Dans le Brésil des années 1970, la volonté de limiter les importations de pétrole a conduit au développement de la production d’éthanol de canne à sucre. Cette nouvelle agriculture entrepreneuriale, qu’on appelle aussi l’agro carburant (en particulier l’éthanol), constitue un grand vecteur du changement agraire dans le Brésil rural. En 2007, le gouverneur de l’État, M. Puccenelli, invite les entrepreneurs de la canne à investir dans l’industrie sucrière locale, leur garantissant des soutiens institutionnels et des allégements fiscaux.

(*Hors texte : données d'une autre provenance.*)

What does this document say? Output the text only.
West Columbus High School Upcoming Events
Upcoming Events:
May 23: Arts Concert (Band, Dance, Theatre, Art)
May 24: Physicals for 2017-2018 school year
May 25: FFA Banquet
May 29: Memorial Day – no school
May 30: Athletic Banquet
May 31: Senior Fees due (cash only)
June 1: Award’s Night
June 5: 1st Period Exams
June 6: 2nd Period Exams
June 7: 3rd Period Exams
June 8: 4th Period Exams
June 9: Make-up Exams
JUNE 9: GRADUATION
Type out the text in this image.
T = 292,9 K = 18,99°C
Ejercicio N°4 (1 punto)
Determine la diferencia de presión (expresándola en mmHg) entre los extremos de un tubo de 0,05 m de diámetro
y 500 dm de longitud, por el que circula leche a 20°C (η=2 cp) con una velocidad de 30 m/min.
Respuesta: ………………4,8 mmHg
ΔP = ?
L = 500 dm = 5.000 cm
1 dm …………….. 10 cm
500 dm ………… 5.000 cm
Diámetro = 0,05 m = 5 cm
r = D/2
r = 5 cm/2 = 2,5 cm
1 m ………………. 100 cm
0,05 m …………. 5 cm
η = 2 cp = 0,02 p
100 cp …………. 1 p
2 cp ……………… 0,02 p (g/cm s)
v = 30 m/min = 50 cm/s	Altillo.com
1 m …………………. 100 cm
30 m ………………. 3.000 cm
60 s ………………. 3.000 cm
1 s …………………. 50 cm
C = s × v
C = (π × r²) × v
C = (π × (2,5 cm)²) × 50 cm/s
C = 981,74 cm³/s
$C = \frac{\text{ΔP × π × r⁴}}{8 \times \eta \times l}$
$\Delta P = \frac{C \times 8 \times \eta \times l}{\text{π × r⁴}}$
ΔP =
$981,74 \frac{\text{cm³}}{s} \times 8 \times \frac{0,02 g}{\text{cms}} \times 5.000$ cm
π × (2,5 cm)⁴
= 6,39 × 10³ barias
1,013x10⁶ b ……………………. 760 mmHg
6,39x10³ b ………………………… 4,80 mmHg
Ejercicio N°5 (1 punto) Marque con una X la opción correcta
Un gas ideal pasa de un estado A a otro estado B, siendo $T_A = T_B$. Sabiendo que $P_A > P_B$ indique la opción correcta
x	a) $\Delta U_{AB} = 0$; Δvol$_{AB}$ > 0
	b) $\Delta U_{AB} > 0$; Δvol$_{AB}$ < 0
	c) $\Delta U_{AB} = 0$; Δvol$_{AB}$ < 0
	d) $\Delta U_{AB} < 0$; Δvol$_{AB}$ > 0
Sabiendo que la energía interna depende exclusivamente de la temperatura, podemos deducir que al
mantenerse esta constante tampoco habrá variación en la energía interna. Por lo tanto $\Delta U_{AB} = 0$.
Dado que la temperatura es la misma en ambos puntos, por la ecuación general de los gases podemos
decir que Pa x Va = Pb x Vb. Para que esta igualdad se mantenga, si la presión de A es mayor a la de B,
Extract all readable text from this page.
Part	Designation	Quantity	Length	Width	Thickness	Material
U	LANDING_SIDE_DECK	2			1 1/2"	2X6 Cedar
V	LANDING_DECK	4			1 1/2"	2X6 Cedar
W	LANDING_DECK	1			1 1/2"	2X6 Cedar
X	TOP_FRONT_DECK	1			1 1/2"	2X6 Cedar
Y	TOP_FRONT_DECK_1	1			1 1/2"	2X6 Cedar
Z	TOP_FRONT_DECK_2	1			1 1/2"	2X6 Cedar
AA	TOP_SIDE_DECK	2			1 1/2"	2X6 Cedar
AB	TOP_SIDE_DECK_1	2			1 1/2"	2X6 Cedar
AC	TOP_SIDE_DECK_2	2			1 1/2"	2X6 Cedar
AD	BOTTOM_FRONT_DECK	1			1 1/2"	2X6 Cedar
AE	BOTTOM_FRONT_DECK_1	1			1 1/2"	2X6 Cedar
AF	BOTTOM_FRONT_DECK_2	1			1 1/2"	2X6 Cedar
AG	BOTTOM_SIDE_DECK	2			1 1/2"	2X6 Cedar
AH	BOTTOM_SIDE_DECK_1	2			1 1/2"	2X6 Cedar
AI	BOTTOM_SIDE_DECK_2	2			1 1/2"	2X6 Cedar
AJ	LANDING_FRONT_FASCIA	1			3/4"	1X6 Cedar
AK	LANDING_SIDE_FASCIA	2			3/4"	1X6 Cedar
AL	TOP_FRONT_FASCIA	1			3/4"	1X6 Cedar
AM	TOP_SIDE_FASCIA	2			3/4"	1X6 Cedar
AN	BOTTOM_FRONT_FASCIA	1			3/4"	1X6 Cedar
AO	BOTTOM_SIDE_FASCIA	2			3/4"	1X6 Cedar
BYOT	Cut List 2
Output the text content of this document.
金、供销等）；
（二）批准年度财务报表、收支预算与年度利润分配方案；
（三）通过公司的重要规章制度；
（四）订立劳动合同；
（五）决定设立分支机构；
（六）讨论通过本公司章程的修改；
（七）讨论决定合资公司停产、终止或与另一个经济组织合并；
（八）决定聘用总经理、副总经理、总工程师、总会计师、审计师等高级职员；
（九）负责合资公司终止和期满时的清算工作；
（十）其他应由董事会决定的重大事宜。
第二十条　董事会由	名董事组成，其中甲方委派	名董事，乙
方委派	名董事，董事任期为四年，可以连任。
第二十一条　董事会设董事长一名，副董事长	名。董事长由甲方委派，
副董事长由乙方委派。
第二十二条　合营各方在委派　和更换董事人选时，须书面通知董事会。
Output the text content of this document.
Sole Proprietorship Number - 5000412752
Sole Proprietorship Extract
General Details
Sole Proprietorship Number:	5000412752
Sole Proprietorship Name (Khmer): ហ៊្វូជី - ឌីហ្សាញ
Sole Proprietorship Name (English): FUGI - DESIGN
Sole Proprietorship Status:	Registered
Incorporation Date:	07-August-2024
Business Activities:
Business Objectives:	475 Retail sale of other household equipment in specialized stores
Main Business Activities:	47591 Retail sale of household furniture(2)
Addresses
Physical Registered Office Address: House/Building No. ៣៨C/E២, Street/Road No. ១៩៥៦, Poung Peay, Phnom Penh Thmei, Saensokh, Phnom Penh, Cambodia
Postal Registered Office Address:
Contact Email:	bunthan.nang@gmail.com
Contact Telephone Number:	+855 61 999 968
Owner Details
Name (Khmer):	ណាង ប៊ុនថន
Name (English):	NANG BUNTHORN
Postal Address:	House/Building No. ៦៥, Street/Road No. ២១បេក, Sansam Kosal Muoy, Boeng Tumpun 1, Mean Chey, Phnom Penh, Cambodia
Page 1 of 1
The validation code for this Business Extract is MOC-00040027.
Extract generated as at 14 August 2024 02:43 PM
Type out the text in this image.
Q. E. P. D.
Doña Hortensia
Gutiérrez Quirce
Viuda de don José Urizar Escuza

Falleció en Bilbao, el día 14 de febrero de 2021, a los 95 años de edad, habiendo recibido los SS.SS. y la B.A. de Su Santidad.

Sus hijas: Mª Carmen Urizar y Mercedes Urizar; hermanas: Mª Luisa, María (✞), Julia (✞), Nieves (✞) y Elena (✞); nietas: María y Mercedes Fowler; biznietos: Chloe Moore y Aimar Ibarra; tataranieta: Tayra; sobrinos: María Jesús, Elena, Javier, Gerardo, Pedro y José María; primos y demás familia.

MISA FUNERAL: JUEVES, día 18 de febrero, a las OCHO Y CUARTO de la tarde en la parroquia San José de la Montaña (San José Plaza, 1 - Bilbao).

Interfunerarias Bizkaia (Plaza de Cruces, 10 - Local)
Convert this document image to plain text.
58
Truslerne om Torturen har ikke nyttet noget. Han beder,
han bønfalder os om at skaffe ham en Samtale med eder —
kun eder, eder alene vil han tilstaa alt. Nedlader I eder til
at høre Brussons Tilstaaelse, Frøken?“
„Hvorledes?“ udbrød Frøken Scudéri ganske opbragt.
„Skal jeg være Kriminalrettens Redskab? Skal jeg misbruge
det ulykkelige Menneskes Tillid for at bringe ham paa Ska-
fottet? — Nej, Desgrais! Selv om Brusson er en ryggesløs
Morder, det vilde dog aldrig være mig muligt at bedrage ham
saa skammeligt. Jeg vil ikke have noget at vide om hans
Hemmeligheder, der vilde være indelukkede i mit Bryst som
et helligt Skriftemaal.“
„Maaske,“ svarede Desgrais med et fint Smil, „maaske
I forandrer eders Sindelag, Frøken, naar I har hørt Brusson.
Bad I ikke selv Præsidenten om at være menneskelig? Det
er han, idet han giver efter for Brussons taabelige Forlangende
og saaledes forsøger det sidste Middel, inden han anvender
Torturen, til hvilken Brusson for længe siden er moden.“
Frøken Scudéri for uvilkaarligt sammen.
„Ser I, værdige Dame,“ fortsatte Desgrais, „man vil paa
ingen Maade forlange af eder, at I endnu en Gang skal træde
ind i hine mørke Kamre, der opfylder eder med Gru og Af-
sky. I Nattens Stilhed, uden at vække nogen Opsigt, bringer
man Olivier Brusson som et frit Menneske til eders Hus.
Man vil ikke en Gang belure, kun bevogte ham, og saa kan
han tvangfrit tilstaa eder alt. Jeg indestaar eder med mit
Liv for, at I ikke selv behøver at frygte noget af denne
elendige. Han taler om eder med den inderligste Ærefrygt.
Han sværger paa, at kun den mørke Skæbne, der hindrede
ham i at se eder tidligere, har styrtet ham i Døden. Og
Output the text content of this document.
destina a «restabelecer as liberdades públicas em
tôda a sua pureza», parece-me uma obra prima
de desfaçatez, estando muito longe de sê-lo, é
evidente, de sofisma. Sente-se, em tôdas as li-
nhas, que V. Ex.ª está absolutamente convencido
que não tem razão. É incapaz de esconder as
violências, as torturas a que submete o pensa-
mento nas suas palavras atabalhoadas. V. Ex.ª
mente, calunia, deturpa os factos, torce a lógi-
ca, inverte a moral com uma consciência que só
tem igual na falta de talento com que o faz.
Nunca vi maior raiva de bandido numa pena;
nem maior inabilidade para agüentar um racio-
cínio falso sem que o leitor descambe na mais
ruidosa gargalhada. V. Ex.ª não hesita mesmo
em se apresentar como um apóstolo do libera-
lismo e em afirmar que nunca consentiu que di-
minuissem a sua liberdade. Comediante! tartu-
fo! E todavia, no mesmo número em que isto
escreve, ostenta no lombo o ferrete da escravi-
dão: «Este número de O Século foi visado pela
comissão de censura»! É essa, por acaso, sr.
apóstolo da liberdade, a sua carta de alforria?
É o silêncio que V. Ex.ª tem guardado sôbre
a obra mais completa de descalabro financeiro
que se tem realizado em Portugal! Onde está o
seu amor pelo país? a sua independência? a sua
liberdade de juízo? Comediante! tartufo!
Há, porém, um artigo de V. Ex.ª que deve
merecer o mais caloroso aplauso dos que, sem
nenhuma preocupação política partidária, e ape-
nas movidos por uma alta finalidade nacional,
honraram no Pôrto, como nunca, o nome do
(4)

Le processus d’expansion du secteur sucro-énergétique crée une redistribution spatiale des productions en se présentant comme la nouvelle alternative à une économie agricole stagnante. Dans la région de Dourados, l’expansion de la canne à sucre se traduit par des changements dans l’utilisation et dans l’occupation du sol. Ici, le facteur foncier joue un rôle très important car il confère du pouvoir aux acteurs qui le détiennent. Le foncier constitue le principal enjeu des investissements dans la mesure où il permet la captation de la rente, plus que la propriété en elle-même. On assiste donc à une concentration foncière et à un déplacement du contrôle foncier vers les usines (chacune cultivant plusieurs dizaines de milliers d’hectares).

Aujourd’hui, aux côtés des motifs traditionnels de conflits sociaux de la région (accès à la terre, défense du mode de vie paysan ou amérindien), la question environnementale s’impose et devient un passage obligé de toutes les revendications.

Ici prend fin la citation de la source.